De vez en cuando, en el atrio, los danzantes ofrecían su música, sus cantos y sus bailes. Una de las danzas más llamativas era la de Los Huicholes, dirigida por un anciano que tocaba un violín y vestía calzonera de color, abierta a media pierna. Bailaba, brincaba y se movía acompasadamente al ritmo de su monótona melodía. Los otros danzantes vestían jorongos de lana roja que les llegaban más debajo de la rodilla. Debajo llevaban su camisa y calzón de manta. En la mano izquierda, portaban un pandero del que pendían listones de varios colores, y en la mano derecha, una sonaja llena de arena que golpeaban constantemente.

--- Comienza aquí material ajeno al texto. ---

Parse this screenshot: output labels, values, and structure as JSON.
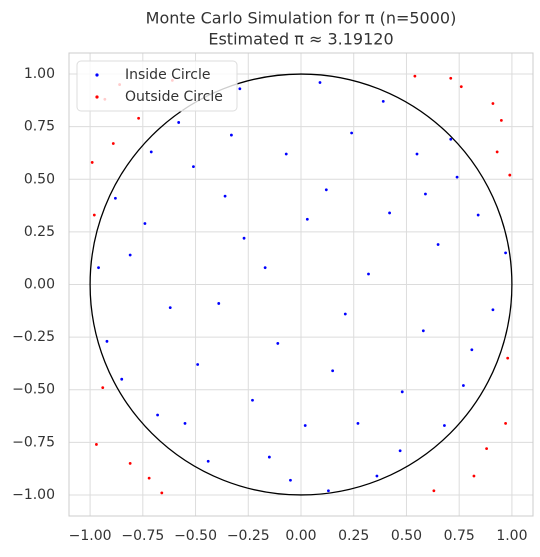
{
  "chart_data": {
    "type": "scatter",
    "title": "Monte Carlo Simulation for π (n=5000)",
    "subtitle": "Estimated π ≈ 3.19120",
    "xlim": [
      -1.1,
      1.1
    ],
    "ylim": [
      -1.1,
      1.1
    ],
    "xticks": [
      {
        "value": -1,
        "label": "−1.00"
      },
      {
        "value": -0.75,
        "label": "−0.75"
      },
      {
        "value": -0.5,
        "label": "−0.50"
      },
      {
        "value": -0.25,
        "label": "−0.25"
      },
      {
        "value": 0,
        "label": "0.00"
      },
      {
        "value": 0.25,
        "label": "0.25"
      },
      {
        "value": 0.5,
        "label": "0.50"
      },
      {
        "value": 0.75,
        "label": "0.75"
      },
      {
        "value": 1,
        "label": "1.00"
      }
    ],
    "yticks": [
      {
        "value": -1,
        "label": "−1.00"
      },
      {
        "value": -0.75,
        "label": "−0.75"
      },
      {
        "value": -0.5,
        "label": "−0.50"
      },
      {
        "value": -0.25,
        "label": "−0.25"
      },
      {
        "value": 0,
        "label": "0.00"
      },
      {
        "value": 0.25,
        "label": "0.25"
      },
      {
        "value": 0.5,
        "label": "0.50"
      },
      {
        "value": 0.75,
        "label": "0.75"
      },
      {
        "value": 1,
        "label": "1.00"
      }
    ],
    "grid": true,
    "legend": "upper left",
    "reference_circle": {
      "center": [
        0,
        0
      ],
      "radius": 1,
      "color": "#000000"
    },
    "series": [
      {
        "name": "Inside Circle",
        "color": "#0000ff",
        "x": [
          0.12,
          -0.33,
          0.58,
          -0.81,
          0.27,
          -0.05,
          0.74,
          -0.49,
          0.91,
          -0.17,
          0.39,
          -0.68,
          0.03,
          0.65,
          -0.92,
          0.21,
          -0.36,
          0.47,
          -0.58,
          0.84,
          -0.23,
          0.09,
          -0.74,
          0.55,
          -0.11,
          0.32,
          -0.44,
          0.77,
          -0.96,
          0.15,
          -0.62,
          0.42,
          -0.29,
          0.68,
          -0.85,
          0.02,
          -0.51,
          0.97,
          -0.07,
          0.36,
          -0.39,
          0.81,
          -0.71,
          0.24,
          -0.15,
          0.59,
          -0.88,
          0.48,
          -0.27,
          0.13,
          -0.55,
          0.71
        ],
        "y": [
          0.45,
          0.71,
          -0.22,
          0.14,
          -0.66,
          -0.93,
          0.51,
          -0.38,
          -0.12,
          0.08,
          0.87,
          -0.62,
          0.31,
          0.19,
          -0.27,
          -0.14,
          0.42,
          -0.79,
          0.77,
          0.33,
          -0.55,
          0.96,
          0.29,
          0.62,
          -0.28,
          0.05,
          -0.84,
          -0.48,
          0.08,
          -0.41,
          -0.11,
          0.34,
          0.93,
          -0.67,
          -0.45,
          -0.67,
          0.56,
          0.15,
          0.62,
          -0.91,
          -0.09,
          -0.31,
          0.63,
          0.72,
          -0.82,
          0.43,
          0.41,
          -0.51,
          0.22,
          -0.98,
          -0.66,
          0.69
        ]
      },
      {
        "name": "Outside Circle",
        "color": "#ff0000",
        "x": [
          0.95,
          -0.93,
          0.82,
          -0.97,
          0.99,
          -0.86,
          0.63,
          -0.72,
          0.91,
          -0.99,
          0.76,
          -0.61,
          0.97,
          -0.94,
          0.88,
          -0.81,
          0.54,
          -0.98,
          0.98,
          -0.66,
          0.71,
          -0.89,
          0.93,
          -0.77
        ],
        "y": [
          0.78,
          0.88,
          -0.91,
          -0.76,
          0.52,
          0.95,
          -0.98,
          -0.92,
          0.86,
          0.58,
          0.94,
          0.97,
          -0.66,
          -0.49,
          -0.78,
          -0.85,
          0.99,
          0.33,
          -0.35,
          -0.99,
          0.98,
          0.67,
          0.63,
          0.79
        ]
      }
    ]
  }
}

Coronaban sus cabezas con flores. Los niños formaban otro grupo, ataviados de igual manera. Las mujeres vestían huipiles muy largos con flecos amarillos formados con palitos sonoros en el ruedo, y también caían de los hombros y la espalda, produciendo un ruidito de acuerdo con el ritmo de la danza. Calzaban huaraches con suelas de madera que producían un golpeteo en el piso. Estos danzantes venían desde el 24 de diciembre hasta el Día de la Candelaria (2 de febrero), cuando se quemaban los tabardillos para hacer las hogueras que se acostumbraban en aquel entonces.
El sacerdote Luis Arroyo promovió la construcción de la actual ermita que alberga una imagen del Santo Niño de Numarán, ya que la escultura original ocupa un lugar principal en el altar del templo de Santiago Apóstol, patrón del pueblo. Se instituyó como fecha para su magna fiesta el 25 de enero, y desde entonces se celebra al Santo Niño, atrayendo peregrinos de todo México e incluso del extranjero, sobre todo de los numarences que residen en Estados Unidos.
La celebración solía ser el 25 de octubre, pero se cambió para el 25 de enero, ya que fue el día en que se apareció el Santo Niño. Durante nueve días, a las cinco de la tarde, la gente sube a la ermita a rezar y cantar. Cordeles con banderitas de papel picado en blanco y amarillo adornan todas las calles. El 25 de enero, el sacerdote relata la historia del hallazgo de la escultura, después la banda de viento toca las mañanitas, se celebra una misa solemne y enseguida todos los fieles se preparan para partir en una procesión que parte a las once de la mañana y que llegará hasta la ermita. El Santo Niño de Numarán es llevado en andas por varios hombres. Durante el recorrido, la banda toca canciones populares mexicanas, y los danzantes interpretan bailes prehispánicos entre pieza y pieza. El trayecto es largo, pero finalmente llegan a la loma donde se encuentra la ermita. Se celebra otra misa, el niño es expuesto en una urna de finas maderas construida ex profeso, y los fieles se acercan para hacer sus peticiones o para agradecer los favores recibidos.
Los numarences llevan algunos alimentos, y las familias se quedan a comer en los alrededores de la ermita.